New findings regarding diabetes risk in childhood cancer survivors

Researchers at St. Jude Children’s Research Hospital have identified four previously unknown genetic variants associated with diabetes risk in childhood cancer survivors. Survivors are at increased risk for cardiovascular disease, for which a risk factor is their greater prevalence of type 2 diabetes, with a disproportionate impact on those of non-European heritage. Furthermore, an association between a previously reported genetic risk score for type 2 diabetes developed in the general population with diabetes risk in survivors was found. The study’s findings provide a new understanding of the differences in risk between individuals of varying ancestries.

The St. Jude Lifetime cohort study (St. Jude LIFE), a long-term follow-up study for individuals treated for cancer as children, was used. This cohort allowed the scientists to identify the four previously unknown genetic variants, which were seen to be more frequent in people of African descent than those of European ancestry.

Co-senior author and corresponding author Dr Yadav Sapkota, St. Jude Department of Epidemiology and Cancer Control, explained: “We found DNA variants in survivors that increase the risk of type 2 diabetes…Among survivors exposed to alkylating agents, these variants are conferring differential risk based on the ancestry, which may partially explain some of the disparity in type 2 diabetes burden in survivors.”

Compared to their siblings, childhood cancer survivors are at a three times increased risk of developing type 2 diabetes. However, non-Hispanic Black survivors experience three times more risk than non-Hispanic white survivors. The researchers conducted whole genome sequencing on patients from the St. Jude LIFE cohort involved in the study to understand those differences. They compared the DNA of survivors that had type 2 diabetes to those that did not, divided by ancestry.

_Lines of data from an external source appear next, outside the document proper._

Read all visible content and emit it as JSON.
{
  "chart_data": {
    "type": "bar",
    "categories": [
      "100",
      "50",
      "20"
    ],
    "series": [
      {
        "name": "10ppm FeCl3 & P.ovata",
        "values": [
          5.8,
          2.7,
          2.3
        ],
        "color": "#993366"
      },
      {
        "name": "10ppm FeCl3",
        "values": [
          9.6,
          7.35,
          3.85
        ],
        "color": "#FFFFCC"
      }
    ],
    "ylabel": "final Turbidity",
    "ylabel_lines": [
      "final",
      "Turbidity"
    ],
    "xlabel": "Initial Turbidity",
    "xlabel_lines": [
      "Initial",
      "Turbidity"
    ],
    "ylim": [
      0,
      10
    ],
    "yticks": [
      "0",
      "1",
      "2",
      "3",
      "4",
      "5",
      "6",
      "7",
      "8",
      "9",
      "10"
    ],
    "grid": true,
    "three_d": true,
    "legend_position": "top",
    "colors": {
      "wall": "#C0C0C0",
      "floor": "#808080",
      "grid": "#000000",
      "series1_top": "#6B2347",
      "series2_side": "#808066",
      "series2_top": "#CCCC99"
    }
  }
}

Ancestry and type 2 diabetes risk

Dr Sapkota said of the results: “The genetic risk disproportionately affected survivors of African or African American ancestry previously treated with alkylating agents…The same variant is implicated in both European and African-ancestry groups, but the amount of risk conferred by carrying the variant differs.”

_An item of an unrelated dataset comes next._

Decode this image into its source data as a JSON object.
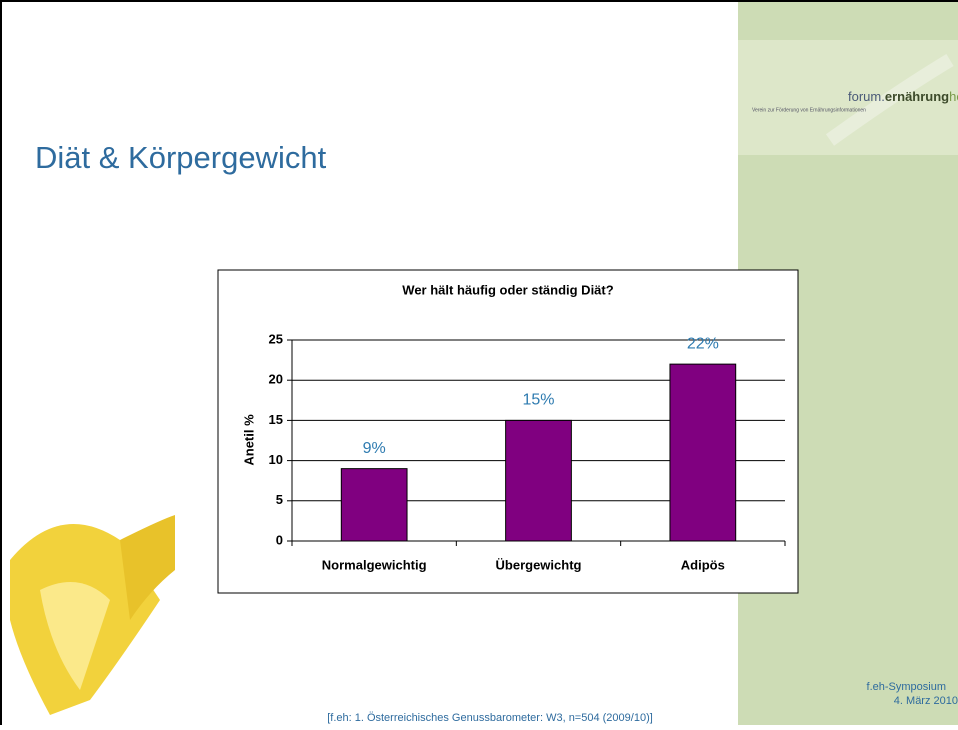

To explore this disparity in greater detail, the researchers compared previously reported polygenic risk scores for diabetes in the general population. Many genetic variants in earlier research were used to assess disease risk, but the risk scores were usually derived from people of European descent. In the new study, the team compared three risk scores: a traditional score based only on those of European descent and two others developed by including people of different ancestries. It was found that the more inclusive scores both performed better in survivors of both European and African ancestries.

“The two risk scores derived from multiple ancestries were strongly associated with type 2 diabetes risk in survivors of diverse ancestries compared to the score developed in European-only ancestry,” Dr Sapkota stated.

Alkylating agents

Another contributor to increased type 2 diabetes risk is exposure to alkylating agents. Dr Sapkota explained: “We saw very consistently, in three out of our four identified variants, and all of our polygenic risk scores, a significant increase in diabetes risk when survivors were exposed to alkylating agents during their initial treatment…So genetic factors in the presence of alkylating agents can significantly enhance type 2 diabetes risk.”

On African ancestry, the alkylating agent effect also had a greater impact. Although the reasons for these differences in risk are unknown, this study is a positive step forward.

“We hope this information will help reduce disparities in the type 2 diabetes burden,” Dr Sapkota concluded. “Now we know how to identify childhood cancer survivors most at risk of type 2 diabetes so we can provide more personalised opportunities for interventions and prevent cardiovascular complications down the road.”

This study was published in the Journal of Clinical Oncology.